You probably wanted to say "recessions happen because customers do not have money". Deflations (in the sense of falling price levels) occur in other situations too (for example increases in productivity that outpace the increase in the money supply) and don't necessarily have the effects associated with recession.
The Austrian approach (see http://wiki.mises.org/wiki/Aus... ) to the business cycle is based on three issues: cluster of entrepreneurial errors, capital goods prices fluctuating more than those of consumer goods, and why the cycle tends to happen around changes in the money supply.

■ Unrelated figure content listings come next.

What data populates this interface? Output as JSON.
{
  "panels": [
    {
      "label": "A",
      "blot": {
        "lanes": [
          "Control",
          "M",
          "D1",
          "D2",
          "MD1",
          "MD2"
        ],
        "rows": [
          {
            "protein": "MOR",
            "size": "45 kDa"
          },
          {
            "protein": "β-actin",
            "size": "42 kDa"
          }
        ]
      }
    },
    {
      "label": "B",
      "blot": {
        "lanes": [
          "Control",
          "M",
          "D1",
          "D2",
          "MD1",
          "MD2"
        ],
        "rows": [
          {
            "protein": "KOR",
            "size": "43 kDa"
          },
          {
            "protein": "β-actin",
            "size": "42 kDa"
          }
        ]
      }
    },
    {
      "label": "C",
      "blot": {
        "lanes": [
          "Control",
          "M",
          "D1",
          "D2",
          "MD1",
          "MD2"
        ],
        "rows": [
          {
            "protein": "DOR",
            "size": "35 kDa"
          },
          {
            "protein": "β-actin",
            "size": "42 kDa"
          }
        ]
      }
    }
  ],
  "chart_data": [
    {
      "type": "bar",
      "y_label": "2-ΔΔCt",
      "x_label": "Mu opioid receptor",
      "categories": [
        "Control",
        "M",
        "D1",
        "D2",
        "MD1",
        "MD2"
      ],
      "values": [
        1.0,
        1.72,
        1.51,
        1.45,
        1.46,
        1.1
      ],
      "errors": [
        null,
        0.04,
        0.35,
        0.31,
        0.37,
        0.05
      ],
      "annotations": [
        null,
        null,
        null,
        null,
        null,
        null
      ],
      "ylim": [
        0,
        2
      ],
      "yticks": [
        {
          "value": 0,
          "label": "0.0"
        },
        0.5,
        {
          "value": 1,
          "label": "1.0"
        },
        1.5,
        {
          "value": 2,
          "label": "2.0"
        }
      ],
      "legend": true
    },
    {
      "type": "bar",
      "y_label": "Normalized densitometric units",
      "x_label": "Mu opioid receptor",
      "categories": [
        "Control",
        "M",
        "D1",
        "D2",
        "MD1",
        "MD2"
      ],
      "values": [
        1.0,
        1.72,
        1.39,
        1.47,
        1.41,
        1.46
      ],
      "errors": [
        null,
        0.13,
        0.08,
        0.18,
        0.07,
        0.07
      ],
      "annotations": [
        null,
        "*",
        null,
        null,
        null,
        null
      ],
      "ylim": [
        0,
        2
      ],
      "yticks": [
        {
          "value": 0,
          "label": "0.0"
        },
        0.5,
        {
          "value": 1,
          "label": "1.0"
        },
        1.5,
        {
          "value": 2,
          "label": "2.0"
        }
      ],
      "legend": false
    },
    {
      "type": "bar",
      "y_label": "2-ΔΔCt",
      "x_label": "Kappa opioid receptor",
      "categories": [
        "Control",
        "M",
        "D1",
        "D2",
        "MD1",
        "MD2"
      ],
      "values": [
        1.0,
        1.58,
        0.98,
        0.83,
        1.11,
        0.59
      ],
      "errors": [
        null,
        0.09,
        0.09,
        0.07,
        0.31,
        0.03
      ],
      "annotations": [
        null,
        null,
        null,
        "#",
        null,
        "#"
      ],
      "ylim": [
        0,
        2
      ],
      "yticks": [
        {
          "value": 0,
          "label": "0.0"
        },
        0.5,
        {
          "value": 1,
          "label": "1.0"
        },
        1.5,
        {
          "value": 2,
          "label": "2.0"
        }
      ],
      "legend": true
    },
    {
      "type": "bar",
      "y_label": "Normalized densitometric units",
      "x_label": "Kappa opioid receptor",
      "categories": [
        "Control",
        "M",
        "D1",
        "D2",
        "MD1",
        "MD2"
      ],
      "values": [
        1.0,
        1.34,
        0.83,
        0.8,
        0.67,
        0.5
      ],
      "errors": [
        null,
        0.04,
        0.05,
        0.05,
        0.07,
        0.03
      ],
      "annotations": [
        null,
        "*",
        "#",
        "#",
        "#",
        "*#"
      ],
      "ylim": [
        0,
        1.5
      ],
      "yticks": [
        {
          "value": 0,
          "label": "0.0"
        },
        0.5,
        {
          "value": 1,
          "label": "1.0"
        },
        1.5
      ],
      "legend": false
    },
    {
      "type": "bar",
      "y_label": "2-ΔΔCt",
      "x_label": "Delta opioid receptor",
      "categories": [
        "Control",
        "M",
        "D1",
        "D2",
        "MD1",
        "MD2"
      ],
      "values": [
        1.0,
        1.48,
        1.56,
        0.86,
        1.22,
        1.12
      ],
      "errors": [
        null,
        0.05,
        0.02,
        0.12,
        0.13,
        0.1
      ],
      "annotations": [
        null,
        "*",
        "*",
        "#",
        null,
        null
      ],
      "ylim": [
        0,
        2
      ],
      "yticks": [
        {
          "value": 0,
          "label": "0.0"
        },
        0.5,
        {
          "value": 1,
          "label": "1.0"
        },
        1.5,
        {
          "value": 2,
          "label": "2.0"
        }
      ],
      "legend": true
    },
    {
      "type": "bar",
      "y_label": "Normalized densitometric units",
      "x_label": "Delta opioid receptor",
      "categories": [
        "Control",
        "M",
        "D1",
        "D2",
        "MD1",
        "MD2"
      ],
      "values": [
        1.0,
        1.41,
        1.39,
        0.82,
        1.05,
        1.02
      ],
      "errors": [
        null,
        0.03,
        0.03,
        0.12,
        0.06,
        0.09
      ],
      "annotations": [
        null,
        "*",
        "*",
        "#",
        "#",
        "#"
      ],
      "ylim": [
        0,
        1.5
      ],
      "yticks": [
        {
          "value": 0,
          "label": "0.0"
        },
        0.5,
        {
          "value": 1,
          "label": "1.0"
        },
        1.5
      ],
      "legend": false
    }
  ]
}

Let's take your argument, the customers losing money. Why are there whole sectors of economy that are unable to foresee this? If they foresaw it, they would have adjusted their production structure to the falling price level. But it comes unexpected to whole sectors rather than merely individual businesses. Your proposition does not explain why. The Austrians argue that this is due to faulty price signals caused by the changes in the money supply.
> Reality is often a little bit messier - wages rarely fall in nominal values, they tend to stick at zero growth. So nominal deflation doesn't appear, instead no-flation (1% inflation) happens. See: "European Union", "Japan".
This does not explain, among other things, why:
1. There are situations where a falling price level does not cause a recession (say in the consumer electronics sector, or the examples from the Atkeson/Kehoe paper I linked)?
2. Whole sectors cannot foresee this and adjust in advance?